Geschichten jüdischer Familien: „Wir sollten nicht schweigen“
Mit einer neuen Serie erinnert die WZ an die Geschichte jüdischer Familien aus der heutigen Stadt Willich.
Willich/Anrath. „Mit der sogenannten Kristallnacht am 9. November 1938 endete auch die Geschichte der Anrather Juden. Ein Alptraum des Leidens und der Gewalt in den Todesfabriken begann.“ Das schreibt Hans-Peter Enger, ehemaliger Vorsitzender des Anrather Bürgervereins, in seinem neuen Aufsatz über „Die jüdischen Mitbürger Anraths“. Dem fast 84-Jährigen ist es ein besonderes Anliegen, auf aktuelle antisemitische Aussagen ebenso aufmerksam zu machen wie die Verfehlungen des Naziregimes aufzuzeigen. „Wir sollen hierzu nicht schweigen“, sagt Enger, der als Kind selbst den braunen Terror in seinem Heimatort erlebt hat.
„Aus Gesprächen meines Großvaters mit meinen Eltern wussten wir damals schon von Massenerschießungen und Deportationen“, erinnert sich Enger im Rückblick. Das Fazit seines Großvaters sei gewesen: „Wir Deutschen wollen hier im Land nichts davon wissen, weil wir es nicht wahrhaben wollen.“
Als Kinder hätten Streifzüge rund um den Ort immer auch mal auf den jüdischen Friedhof in der Zisdonk geführt. Ein stiller, geheimnisvoller Ort sei das gewesen, inmitten von Buschwerk, Wald und Feldern. „Für uns waren die Gräber mit rätselhaften Inschriften und Symbolen nicht zu lesen, sie waren von Efeu umrankt.“ Heute, nach mehr als 70 Jahren, sei ihm bewusst, dass die Verlassenheit des Friedhofs Zeugnis für die schrecklichen Ereignisse der 30er und 40er Jahre ablegten, die die alte jüdische Gemeinde von Anrath ausgelöscht hätten.

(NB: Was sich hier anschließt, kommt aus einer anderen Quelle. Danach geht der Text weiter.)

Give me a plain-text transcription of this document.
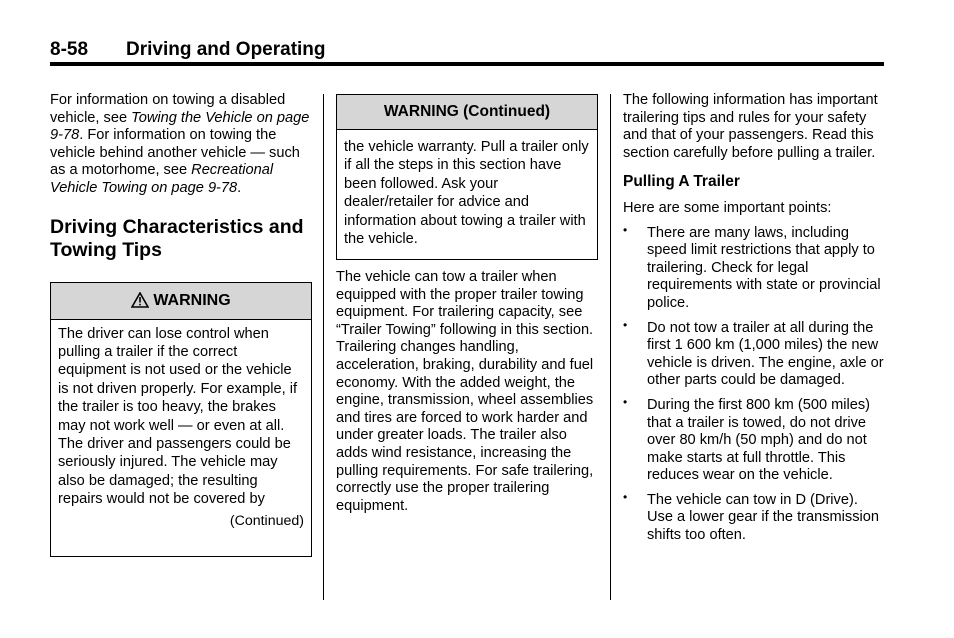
8-58 Driving and Operating

For information on towing a disabled vehicle, see Towing the Vehicle on page 9-78. For information on towing the vehicle behind another vehicle — such as a motorhome, see Recreational Vehicle Towing on page 9-78.

Driving Characteristics and Towing Tips
WARNING

The driver can lose control when pulling a trailer if the correct equipment is not used or the vehicle is not driven properly. For example, if the trailer is too heavy, the brakes may not work well — or even at all. The driver and passengers could be seriously injured. The vehicle may also be damaged; the resulting repairs would not be covered by

(Continued)

WARNING (Continued)
the vehicle warranty. Pull a trailer only if all the steps in this section have been followed. Ask your dealer/retailer for advice and information about towing a trailer with the vehicle.

The vehicle can tow a trailer when equipped with the proper trailer towing equipment. For trailering capacity, see “Trailer Towing” following in this section. Trailering changes handling, acceleration, braking, durability and fuel economy. With the added weight, the engine, transmission, wheel assemblies and tires are forced to work harder and under greater loads. The trailer also adds wind resistance, increasing the pulling requirements. For safe trailering, correctly use the proper trailering equipment.

The following information has important trailering tips and rules for your safety and that of your passengers. Read this section carefully before pulling a trailer.

Pulling A Trailer

Here are some important points:

• There are many laws, including speed limit restrictions that apply to trailering. Check for legal requirements with state or provincial police.
• Do not tow a trailer at all during the first 1 600 km (1,000 miles) the new vehicle is driven. The engine, axle or other parts could be damaged.
• During the first 800 km (500 miles) that a trailer is towed, do not drive over 80 km/h (50 mph) and do not make starts at full throttle. This reduces wear on the vehicle.
• The vehicle can tow in D (Drive). Use a lower gear if the transmission shifts too often.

Wie Enger in seinem Aufsatz berichtet, habe Anrath eine bedeutende jüdische Gemeinde gehabt, deren Geschichte weit über 400 Jahre zurückreichte. Diese Gemeinde habe nicht nur über einen eigenen Friedhof verfügt, sondern auch über eine Synagoge mit angeschlossener Schule an der Ecke Viersener Straße/Hindenburgstraße.
Von den deutschlandweiten Ausschreitungen der Pogromnacht 1938 seien diese Gebäude gänzlich verschont geblieben. Im Krieg habe man dort „Fremdarbeiter“ und französische Kriegsgefangene untergebracht, Anfang der 50er Jahre seien die Gebäude dann abgerissen worden. „Heute steht dort ein Wohnblock.“
Generell, so Hans-Peter Enger weiter, habe es in der „Kristallnacht“ keine Verwüstungen und Zerstörungen an jüdischen Häusern in Anrath gegeben. Er erinnert aber auch daran, dass in der Nacht zum 12. November 1938 die Fassade des Hauses der Familie Julius Servos am Markt 3 mit antisemitischen Sprüchen und dem Davidstern beschmiert worden sei. „Für alle in Anrath ersichtlich, hat Frau Servos am Sonntagmorgen, vor Beginn des Hochamtes, die Fassade mit Scheuerpulver und Bürste gereinigt“, so Enger. In einem Brief hatte sein Klassenkamerad Kurt Servos Jahre später darüber berichtet.
Kurt war der Enkel von Julius Servos und lebte damals mit seinen Eltern und seiner älteren Schwester ebenfalls in dem Haus am Markt. Die Familie flüchtete 1939 in die USA. Kurt Servos studierte Geologie und wurde 1967 Professor am Menlo Park College in Kalifornien. 1977 und 1985 besuchte er nochmals Anrath, untergebracht sei er im „Haus Donk“ gewesen, so Hans-Peter Enger. Bei seinen alten Schulkameraden habe er in langen Gesprächen ein neues Deutschland kennengelernt. „Kurt besaß als Opfer eine enorme Kraft: die Macht des Vergebens. Aber er sagte auch, dass vergeben nicht vergessen heißt“, erinnert sich Enger.
Kurt Servos starb 2008, kurz vor seinem 80. Geburtstag.